About five officers from the precinct's special operations unit raided Freedom House, a West 95th Street shelter housing 400 homeless people, between 4:15 a.m. and 6:00 a.m., according to Capt. Marlon Larin, the commanding officer.
Ongoing neighborhood crime trends and past burglaries and car break-ins prompted police to perform background checks on all the homeless people in the shelter and found 35 of them had outstanding warrants.
During the early morning raid, officers were able to round up 22 individuals with outstanding warrants, police said.
Ten had records with multiple prior arrests for crimes including drug sales, burglaries, possession of narcotics and grand larceny. One individual had 26 prior arrests and all had at least five previous arrests, according to police.
Police arrested the 10 individuals, but could not yet reveal the crimes associated with the outstanding warrants. Information about where they were being held was not immediately available.

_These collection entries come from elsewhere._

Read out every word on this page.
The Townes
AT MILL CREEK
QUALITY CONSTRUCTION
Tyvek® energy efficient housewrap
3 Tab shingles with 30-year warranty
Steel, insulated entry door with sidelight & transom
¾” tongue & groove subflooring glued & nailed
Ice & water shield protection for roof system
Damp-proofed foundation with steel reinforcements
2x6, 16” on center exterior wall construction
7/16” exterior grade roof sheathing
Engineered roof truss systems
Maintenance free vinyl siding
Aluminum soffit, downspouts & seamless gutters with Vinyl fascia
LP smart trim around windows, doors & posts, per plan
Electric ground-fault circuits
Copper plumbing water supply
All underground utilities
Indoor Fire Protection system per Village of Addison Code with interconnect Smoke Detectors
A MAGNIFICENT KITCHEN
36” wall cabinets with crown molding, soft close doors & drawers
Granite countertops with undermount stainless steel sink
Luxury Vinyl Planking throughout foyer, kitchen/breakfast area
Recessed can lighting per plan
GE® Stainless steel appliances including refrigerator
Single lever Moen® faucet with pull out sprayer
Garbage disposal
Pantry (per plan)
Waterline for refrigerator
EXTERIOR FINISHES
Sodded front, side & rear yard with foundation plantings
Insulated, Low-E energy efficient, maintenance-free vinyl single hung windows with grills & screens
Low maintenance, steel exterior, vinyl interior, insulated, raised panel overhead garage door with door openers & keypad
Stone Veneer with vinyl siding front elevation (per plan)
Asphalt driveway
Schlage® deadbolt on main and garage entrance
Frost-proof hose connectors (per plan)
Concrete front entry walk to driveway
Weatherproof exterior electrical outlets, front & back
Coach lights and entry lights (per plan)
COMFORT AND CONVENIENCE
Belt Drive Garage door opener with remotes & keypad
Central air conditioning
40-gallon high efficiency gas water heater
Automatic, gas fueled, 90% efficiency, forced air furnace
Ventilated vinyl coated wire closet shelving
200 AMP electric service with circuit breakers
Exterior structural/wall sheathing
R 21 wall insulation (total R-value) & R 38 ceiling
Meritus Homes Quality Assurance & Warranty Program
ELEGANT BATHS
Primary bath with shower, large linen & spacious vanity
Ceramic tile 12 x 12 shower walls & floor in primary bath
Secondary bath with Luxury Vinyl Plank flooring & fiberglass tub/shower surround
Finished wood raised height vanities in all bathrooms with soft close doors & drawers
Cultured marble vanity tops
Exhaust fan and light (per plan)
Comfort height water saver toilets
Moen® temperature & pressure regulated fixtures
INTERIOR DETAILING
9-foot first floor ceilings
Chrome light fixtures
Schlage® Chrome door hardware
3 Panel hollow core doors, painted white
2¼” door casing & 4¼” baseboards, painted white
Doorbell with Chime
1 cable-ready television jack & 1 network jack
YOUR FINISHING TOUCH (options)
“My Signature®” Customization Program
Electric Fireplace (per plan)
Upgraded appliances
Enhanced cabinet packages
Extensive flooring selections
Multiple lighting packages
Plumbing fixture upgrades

"[The 10 individuals] have criminal histories that lean towards this type of activity. Our aim is to return these persons to court and to keep them answerable to the law. If anything, this type of work serves as a deterrent of deviant behavior," said Larin.
The Department of Homeless Services took responsibility for the other 12 individuals, as part of a "inter-agency joint operation," said Larin.
DHS did not respond to request for comment.
The Manhattan District Attorney's Office said it could not provide information regarding the charges against the individuals.
Residents, particularly the neighborhood watch group Neighborhood in the Nineties, have argued the shelter residents don't have enough support services and have contributed to an uptick in quality of life crimes like public intoxication, car break-ins and fights, among others, in the area.
The city agreed to cut the shelter's population by half by Nov. 1.